In [None]:
pip install bertopic sentence-transformers
pip install umap-learn hdbscan
pip install PyMuPDF  # For loading PDFs

In [None]:
import os
import fitz  # PyMuPDF
from bertopic import BERTopic
from sentence_transformers import SentenceTransformer

# === 1. Load papers ===
def load_documents_from_folder(folder_path, file_ext=".pdf"):
    documents = []
    filenames = []

    for filename in os.listdir(folder_path):
        if filename.endswith(file_ext):
            full_path = os.path.join(folder_path, filename)
            text = ""
            if file_ext == ".pdf":
                with fitz.open(full_path) as doc:
                    for page in doc:
                        text += page.get_text()
            elif file_ext == ".txt":
                with open(full_path, 'r', encoding='utf-8') as f:
                    text = f.read()
            documents.append(text)
            filenames.append(filename)
    return documents, filenames

# Set your folder path where papers are stored
folder_path = "path_to_your_30_papers"
documents, filenames = load_documents_from_folder(folder_path)
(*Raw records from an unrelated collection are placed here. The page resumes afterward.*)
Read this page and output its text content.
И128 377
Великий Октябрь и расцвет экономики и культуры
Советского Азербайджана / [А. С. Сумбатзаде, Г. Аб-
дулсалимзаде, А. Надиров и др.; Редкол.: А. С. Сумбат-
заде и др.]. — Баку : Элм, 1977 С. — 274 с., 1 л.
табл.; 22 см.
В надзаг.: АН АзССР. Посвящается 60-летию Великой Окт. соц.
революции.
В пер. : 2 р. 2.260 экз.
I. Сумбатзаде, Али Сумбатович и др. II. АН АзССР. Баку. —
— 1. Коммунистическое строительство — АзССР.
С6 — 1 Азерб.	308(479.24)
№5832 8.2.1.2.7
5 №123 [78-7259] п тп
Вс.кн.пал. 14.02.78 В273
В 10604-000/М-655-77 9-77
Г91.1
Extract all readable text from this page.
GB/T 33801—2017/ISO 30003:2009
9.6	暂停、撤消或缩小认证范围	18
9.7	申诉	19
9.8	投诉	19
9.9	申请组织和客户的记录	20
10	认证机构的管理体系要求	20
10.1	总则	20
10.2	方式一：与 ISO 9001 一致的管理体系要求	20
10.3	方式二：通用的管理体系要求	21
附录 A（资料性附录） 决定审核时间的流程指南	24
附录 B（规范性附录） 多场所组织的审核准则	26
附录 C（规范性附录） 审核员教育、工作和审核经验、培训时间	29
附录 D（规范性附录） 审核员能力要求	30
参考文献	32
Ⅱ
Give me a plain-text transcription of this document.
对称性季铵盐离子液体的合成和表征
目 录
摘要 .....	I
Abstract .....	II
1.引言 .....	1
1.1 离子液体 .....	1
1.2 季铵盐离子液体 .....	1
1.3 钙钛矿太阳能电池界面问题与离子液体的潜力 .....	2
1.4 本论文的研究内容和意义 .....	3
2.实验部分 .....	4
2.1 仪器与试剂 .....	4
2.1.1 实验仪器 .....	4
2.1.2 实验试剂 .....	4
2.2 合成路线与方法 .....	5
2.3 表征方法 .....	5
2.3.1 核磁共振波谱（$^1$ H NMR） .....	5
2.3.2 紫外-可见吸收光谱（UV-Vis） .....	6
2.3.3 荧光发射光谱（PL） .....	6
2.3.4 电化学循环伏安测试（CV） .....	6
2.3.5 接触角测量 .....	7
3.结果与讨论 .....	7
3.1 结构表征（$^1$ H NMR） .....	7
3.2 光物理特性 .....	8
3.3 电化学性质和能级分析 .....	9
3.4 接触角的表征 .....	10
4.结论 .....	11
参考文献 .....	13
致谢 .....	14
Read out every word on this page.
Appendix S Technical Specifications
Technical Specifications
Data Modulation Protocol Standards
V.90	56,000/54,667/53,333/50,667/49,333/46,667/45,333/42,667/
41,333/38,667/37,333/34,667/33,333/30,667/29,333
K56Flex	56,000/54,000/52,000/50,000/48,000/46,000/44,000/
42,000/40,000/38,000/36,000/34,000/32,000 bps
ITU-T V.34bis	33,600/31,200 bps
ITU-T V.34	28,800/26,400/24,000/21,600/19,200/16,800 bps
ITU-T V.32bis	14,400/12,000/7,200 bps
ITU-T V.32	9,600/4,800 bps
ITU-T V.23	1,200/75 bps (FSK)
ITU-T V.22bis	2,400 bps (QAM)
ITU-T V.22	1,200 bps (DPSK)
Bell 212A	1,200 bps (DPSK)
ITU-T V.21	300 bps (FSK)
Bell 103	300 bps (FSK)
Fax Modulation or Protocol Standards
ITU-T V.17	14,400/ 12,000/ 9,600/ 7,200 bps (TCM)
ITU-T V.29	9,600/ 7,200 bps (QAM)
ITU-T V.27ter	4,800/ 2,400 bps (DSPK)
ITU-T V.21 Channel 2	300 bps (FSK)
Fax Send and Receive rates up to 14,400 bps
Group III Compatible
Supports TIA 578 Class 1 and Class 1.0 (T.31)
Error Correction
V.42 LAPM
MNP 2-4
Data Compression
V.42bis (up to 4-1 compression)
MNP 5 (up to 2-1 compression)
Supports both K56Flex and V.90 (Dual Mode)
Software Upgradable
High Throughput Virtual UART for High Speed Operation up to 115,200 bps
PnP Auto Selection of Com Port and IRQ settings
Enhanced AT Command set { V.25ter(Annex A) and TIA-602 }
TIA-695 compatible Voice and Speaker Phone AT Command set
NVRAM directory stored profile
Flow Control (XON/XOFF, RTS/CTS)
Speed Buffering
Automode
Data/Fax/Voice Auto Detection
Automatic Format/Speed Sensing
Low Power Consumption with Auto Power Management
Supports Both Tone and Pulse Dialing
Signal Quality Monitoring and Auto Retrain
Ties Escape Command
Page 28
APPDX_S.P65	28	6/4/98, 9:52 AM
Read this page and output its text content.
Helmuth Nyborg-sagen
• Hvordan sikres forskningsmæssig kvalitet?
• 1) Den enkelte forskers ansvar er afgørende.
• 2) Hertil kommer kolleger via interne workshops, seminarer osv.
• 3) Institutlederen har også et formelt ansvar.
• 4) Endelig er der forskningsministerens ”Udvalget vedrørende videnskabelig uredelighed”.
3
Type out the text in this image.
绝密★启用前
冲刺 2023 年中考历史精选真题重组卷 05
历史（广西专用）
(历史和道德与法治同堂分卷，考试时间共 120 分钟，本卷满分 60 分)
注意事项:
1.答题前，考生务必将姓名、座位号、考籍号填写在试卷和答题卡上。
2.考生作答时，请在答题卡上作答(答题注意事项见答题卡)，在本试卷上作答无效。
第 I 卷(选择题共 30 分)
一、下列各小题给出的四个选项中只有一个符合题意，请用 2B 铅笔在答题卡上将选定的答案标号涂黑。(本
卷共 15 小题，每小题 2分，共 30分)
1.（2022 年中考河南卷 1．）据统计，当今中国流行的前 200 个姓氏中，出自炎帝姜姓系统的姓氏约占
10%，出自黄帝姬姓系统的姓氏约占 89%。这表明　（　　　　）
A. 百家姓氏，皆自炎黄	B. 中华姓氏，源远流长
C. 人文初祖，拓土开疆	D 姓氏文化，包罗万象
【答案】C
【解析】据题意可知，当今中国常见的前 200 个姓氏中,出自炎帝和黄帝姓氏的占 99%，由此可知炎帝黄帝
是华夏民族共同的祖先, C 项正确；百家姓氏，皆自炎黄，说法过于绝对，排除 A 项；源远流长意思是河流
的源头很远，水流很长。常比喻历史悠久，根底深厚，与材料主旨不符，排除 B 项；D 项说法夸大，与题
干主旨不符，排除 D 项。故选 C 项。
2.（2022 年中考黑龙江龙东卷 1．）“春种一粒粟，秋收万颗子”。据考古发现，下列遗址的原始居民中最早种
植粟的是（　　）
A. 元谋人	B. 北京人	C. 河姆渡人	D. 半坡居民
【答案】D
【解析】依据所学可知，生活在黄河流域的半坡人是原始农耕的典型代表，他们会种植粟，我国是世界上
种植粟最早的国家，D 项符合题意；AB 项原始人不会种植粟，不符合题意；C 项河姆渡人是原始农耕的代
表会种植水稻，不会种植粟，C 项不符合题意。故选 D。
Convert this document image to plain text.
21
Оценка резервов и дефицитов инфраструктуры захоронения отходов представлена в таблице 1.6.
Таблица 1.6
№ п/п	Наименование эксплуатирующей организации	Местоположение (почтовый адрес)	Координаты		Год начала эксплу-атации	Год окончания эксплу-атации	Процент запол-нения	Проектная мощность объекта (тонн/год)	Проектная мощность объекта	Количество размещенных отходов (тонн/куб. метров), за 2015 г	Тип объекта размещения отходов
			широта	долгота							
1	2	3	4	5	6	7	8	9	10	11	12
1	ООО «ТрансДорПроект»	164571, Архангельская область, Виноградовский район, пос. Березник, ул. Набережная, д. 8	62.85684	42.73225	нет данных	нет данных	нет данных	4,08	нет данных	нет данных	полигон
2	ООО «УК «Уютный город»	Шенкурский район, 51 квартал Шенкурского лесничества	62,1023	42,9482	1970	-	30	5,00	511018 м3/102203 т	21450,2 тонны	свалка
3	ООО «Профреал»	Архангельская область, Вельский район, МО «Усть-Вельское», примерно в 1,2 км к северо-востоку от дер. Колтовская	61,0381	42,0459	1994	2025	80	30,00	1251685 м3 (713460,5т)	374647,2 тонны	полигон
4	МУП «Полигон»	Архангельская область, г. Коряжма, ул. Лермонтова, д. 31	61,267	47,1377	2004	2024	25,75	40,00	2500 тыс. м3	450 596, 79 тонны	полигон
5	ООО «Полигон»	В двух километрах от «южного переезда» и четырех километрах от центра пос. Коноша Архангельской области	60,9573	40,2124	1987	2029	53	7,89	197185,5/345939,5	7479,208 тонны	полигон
# Optional: You can preprocess texts here (e.g. remove stopwords) but not strictly needed with SBERT

# === 2. Initialize BERTopic ===
# This uses MiniLM SBERT model by default, but you can also pass a custom embedding model
embedding_model = SentenceTransformer("all-MiniLM-L6-v2")

topic_model = BERTopic(embedding_model=embedding_model, verbose=True)

# === 3. Fit the model ===
topics, probs = topic_model.fit_transform(documents)

# === 4. View topics ===
topic_info = topic_model.get_topic_info()
print(topic_info)

# === 5. Visualize ===
topic_model.visualize_topics().show()